In aggiunta all’effetto distributivo che avvantaggia i grandi capitali a scapito del “popolo”, all’attuale governo può far piacere che le manovre rialziste della Bce impattino negativamente – via maggior onere per il servizio del debito pubblico – sullo spazio fiscale che pensava di dedicare ai suoi ceti di riferimento? (Piccolissime imprese, autonomi, ecc., i quali contano su continui sgravi e benefici a suon di condoni esattoriali). Naturalmente no. Può fare qualcosa per opporsi? Ancora un no. Al limite, può rilasciare qualche anòdina dichiarazione di dissenso.

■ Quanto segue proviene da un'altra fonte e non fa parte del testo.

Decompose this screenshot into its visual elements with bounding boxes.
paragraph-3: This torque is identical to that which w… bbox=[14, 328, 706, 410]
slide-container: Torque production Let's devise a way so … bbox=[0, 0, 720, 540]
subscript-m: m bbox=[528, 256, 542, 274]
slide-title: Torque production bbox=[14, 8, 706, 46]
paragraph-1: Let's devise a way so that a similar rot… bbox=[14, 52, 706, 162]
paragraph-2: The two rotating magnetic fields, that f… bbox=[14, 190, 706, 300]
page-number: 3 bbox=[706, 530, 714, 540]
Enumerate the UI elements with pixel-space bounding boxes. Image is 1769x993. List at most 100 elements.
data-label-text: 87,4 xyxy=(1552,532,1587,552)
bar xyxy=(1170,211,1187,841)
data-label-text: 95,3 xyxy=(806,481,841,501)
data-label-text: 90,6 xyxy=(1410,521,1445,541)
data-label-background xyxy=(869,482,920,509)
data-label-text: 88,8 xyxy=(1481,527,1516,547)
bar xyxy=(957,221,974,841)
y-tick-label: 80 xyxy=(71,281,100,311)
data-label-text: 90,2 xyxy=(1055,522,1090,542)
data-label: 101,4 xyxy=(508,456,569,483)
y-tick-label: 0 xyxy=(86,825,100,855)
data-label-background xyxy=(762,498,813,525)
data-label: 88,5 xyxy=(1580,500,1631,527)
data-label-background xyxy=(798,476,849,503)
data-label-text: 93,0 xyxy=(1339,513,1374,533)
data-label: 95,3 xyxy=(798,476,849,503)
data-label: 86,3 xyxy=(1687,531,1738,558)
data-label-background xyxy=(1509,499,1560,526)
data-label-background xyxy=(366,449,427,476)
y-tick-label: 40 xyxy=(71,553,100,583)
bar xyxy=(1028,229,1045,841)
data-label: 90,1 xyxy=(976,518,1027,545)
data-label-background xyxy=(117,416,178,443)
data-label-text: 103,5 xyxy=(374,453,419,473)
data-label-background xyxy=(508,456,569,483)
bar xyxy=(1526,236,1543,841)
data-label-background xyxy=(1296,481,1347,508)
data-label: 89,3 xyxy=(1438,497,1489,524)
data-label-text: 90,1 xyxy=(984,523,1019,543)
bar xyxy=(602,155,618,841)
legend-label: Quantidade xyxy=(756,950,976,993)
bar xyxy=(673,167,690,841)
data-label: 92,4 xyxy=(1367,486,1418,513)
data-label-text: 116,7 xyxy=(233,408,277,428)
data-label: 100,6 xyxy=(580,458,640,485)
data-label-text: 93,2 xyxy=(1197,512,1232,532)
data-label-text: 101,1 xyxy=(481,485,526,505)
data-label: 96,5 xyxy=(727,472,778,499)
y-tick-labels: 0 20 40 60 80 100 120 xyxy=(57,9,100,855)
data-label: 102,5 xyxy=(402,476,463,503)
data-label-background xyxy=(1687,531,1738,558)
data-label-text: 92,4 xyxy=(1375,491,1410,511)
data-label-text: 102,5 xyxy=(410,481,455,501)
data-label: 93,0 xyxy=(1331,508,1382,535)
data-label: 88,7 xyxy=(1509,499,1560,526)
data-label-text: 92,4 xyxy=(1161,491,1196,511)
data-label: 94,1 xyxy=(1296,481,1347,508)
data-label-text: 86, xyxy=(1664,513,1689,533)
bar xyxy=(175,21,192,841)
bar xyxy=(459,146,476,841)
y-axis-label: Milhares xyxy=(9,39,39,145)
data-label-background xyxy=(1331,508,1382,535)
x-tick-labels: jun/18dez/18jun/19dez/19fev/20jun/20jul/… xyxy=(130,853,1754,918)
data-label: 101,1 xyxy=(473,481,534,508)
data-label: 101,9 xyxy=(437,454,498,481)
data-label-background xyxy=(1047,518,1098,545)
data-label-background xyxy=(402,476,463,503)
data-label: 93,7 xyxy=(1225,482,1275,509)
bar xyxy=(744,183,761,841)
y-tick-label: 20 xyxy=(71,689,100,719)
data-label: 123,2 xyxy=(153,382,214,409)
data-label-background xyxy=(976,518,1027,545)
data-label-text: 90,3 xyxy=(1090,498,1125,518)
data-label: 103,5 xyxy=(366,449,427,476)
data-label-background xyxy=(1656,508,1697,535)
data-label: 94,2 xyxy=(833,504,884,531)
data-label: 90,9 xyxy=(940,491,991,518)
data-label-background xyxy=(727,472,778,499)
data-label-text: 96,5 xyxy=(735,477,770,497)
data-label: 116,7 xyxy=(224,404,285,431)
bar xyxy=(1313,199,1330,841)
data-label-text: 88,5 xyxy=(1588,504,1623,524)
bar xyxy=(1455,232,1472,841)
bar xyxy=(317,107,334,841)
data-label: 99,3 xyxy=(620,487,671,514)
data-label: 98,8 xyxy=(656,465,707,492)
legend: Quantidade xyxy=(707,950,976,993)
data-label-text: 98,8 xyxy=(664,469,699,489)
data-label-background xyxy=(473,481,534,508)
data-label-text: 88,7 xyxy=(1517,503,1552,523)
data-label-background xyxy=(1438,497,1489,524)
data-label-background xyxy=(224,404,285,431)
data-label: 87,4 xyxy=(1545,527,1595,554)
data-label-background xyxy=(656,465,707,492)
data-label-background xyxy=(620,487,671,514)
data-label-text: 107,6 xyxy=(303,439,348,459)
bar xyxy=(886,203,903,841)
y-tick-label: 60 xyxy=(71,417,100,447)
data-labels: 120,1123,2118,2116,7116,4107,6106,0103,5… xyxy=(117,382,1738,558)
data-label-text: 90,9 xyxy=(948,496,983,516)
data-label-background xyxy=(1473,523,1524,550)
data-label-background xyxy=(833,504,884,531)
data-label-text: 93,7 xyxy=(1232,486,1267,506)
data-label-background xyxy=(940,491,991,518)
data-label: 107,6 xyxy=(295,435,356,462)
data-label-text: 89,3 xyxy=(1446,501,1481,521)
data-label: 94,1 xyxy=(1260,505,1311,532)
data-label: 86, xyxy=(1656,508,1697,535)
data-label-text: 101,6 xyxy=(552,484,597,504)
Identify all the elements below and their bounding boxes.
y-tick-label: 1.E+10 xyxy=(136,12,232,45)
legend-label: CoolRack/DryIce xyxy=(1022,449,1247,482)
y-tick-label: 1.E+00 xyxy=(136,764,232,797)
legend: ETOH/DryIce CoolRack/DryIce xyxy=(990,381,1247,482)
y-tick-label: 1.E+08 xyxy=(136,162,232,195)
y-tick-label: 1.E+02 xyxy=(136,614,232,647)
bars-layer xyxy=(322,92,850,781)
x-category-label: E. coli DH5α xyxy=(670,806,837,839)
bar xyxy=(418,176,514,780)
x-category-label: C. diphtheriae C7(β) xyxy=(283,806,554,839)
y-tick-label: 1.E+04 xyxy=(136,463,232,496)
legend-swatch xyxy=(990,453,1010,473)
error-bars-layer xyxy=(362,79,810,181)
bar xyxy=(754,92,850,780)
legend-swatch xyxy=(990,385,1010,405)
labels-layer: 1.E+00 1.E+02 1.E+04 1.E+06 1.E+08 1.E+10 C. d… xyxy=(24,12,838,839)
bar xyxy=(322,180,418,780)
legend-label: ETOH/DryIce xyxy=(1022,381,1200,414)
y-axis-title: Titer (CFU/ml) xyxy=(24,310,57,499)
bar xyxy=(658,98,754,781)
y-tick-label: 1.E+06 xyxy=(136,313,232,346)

Allora, il “punto di incontro” da esibire agli elettori può essere questo: il governo italiano si sottomette senza darlo troppo a vedere, si impegna a ratificare l’odiato MES riformato (Meccanismo europeo di stabilità) e ad annacquare la già modesta imposta sui profitti bancari; ”in cambio”, l’Unione Europea può promettere di concedere un ritmo più lento per la riduzione del debito (come pare comunque prospettarsi in base al nuovo “Patto di stabilità”) e, magari, qualche aiuto riguardo al dramma degli sbarchi di immigrati.
E i lavoratori? Continueranno a pagare come sempre. Le categorie di piccoli imprenditori care al governo, per compensare l’impotenza di fronte ai grandi capitali possono sempre continuare a rivalersi sui dipendenti. Salari di infimo livello, precarietà in ogni dove, garanzie sempre più remote e sussidi sempre più miseri (come si è visto a proposito dell’abolizione del reddito di cittadinanza, che tanta interferenza esercitava, secondo i “padroncini”, nel mercato del lavoro).
Per i lavoratori, privi di alcuna rappresentanza politica, resta il rifugio della silente protesta nella forma dell’astensione elettorale. Magra consolazione.